The only thing I’d caution you is that, in my opinion, starting a successful company is 90% about relationships, and you mention feeling “cemented” in your past work relationships. And there might be something there you need to practice, and improve on, before you start your company.
(I say, as someone who is currently staying full-time employed, paused on entrepreneurship, and trying, and often failing, to be better in my work relationships)
That said, best of luck to you. You’re clearly self aware, which will see you through a lot.
>All I really know is I was headed down the wrong path and I've been lying to myself for far too long.
Good for you in a manner speaking. Most people keep 'lying' to themselves their whole lives, not just about their sorry corporate jobs but life in general ( things like marriage, children etc.)
I really hope you succeed in the long run. I'm cheering for you.
So I'm kind of where I was when I was 20 except now I have a whole lot more skills and experiences. I'm not actually sure what I'm going to do long term. All I really know is I was headed down the wrong path and I've been lying to myself for far too long.
But actually I do kind of know. The only thing that really makes sense is some kind of tech entrepreneurship. I mean I know success isn't guaranteed but it comes down to kind of a deep question which is what do you want to do with your life. Sitting behind a desk coding what someone else tells me to all day long is simply not going to get me where I want to be in life. So I kind of jumped off the cliff hoping I can learn to fly on the way down.

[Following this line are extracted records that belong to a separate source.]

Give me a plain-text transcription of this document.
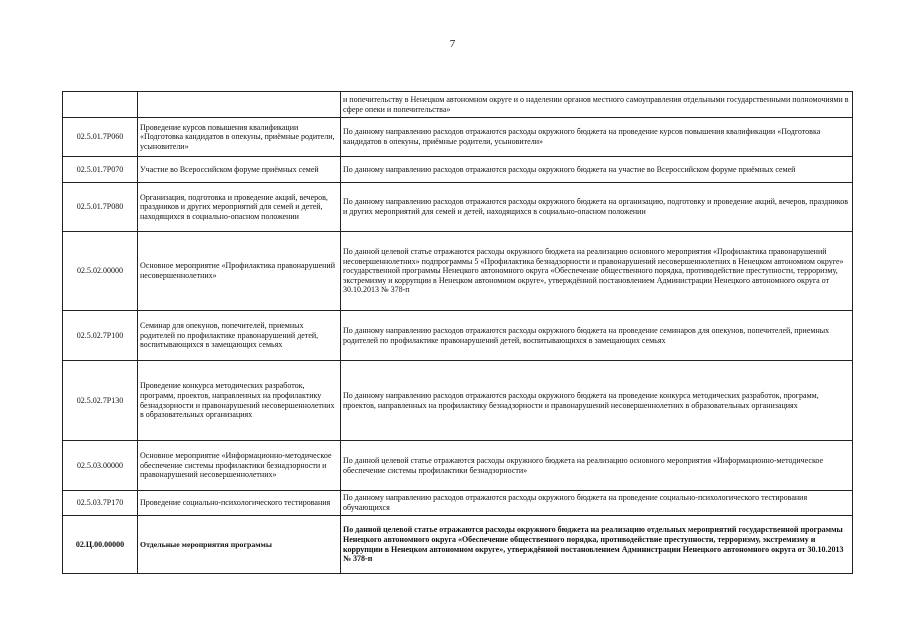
7
		и попечительству в Ненецком автономном округе и о наделении органов местного самоуправления отдельными государственными полномочиями в сфере опеки и попечительства»
02.5.01.7Р060	Проведение курсов повышения квалификации «Подготовка кандидатов в опекуны, приёмные родители, усыновители»	По данному направлению расходов отражаются расходы окружного бюджета на проведение курсов повышения квалификации «Подготовка кандидатов в опекуны, приёмные родители, усыновители»
02.5.01.7Р070	Участие во Всероссийском форуме приёмных семей	По данному направлению расходов отражаются расходы окружного бюджета на участие во Всероссийском форуме приёмных семей
02.5.01.7Р080	Организация, подготовка и проведение акций, вечеров, праздников и других мероприятий для семей и детей, находящихся в социально-опасном положении	По данному направлению расходов отражаются расходы окружного бюджета на организацию, подготовку и проведение акций, вечеров, праздников и других мероприятий для семей и детей, находящихся в социально-опасном положении
02.5.02.00000	Основное мероприятие «Профилактика правонарушений несовершеннолетних»	По данной целевой статье отражаются расходы окружного бюджета на реализацию основного мероприятия «Профилактика правонарушений несовершеннолетних» подпрограммы 5 «Профилактика безнадзорности и правонарушений несовершеннолетних в Ненецком автономном округе» государственной программы Ненецкого автономного округа «Обеспечение общественного порядка, противодействие преступности, терроризму, экстремизму и коррупции в Ненецком автономном округе», утверждённой постановлением Администрации Ненецкого автономного округа от 30.10.2013 № 378-п
02.5.02.7Р100	Семинар для опекунов, попечителей, приемных родителей по профилактике правонарушений детей, воспитывающихся в замещающих семьях	По данному направлению расходов отражаются расходы окружного бюджета на проведение семинаров для опекунов, попечителей, приемных родителей по профилактике правонарушений детей, воспитывающихся в замещающих семьях
02.5.02.7Р130	Проведение конкурса методических разработок, программ, проектов, направленных на профилактику безнадзорности и правонарушений несовершеннолетних в образовательных организациях	По данному направлению расходов отражаются расходы окружного бюджета на проведение конкурса методических разработок, программ, проектов, направленных на профилактику безнадзорности и правонарушений несовершеннолетних в образовательных организациях
02.5.03.00000	Основное мероприятие «Информационно-методическое обеспечение системы профилактики безнадзорности и правонарушений несовершеннолетних»	По данной целевой статье отражаются расходы окружного бюджета на реализацию основного мероприятия «Информационно-методическое обеспечение системы профилактики безнадзорности»
02.5.03.7Р170	Проведение социально-психологического тестирования	По данному направлению расходов отражаются расходы окружного бюджета на проведение социально-психологического тестирования обучающихся
02.Ц.00.00000	Отдельные мероприятия программы	По данной целевой статье отражаются расходы окружного бюджета на реализацию отдельных мероприятий государственной программы Ненецкого автономного округа «Обеспечение общественного порядка, противодействие преступности, терроризму, экстремизму и коррупции в Ненецком автономном округе», утверждённой постановлением Администрации Ненецкого автономного округа от 30.10.2013 № 378-п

I totally might fail so don't follow my lead too much.
I will tell you that since I've been working on cars all day I'm so much physically stronger than I was as a coder and it feels fantastic. It isn't really long-term because technically you're not allowed to buy a car with the intention of fixing and reselling it unless you're a dealer but succeeding and failing based on my own decisions feels so much better then being cemented underneath someone else in a corporate hierarchy.
I was a developer for about 10 years and even though I could get another development job I'd rather crawl through the mud and find a new way forward before I get too old and it's too late.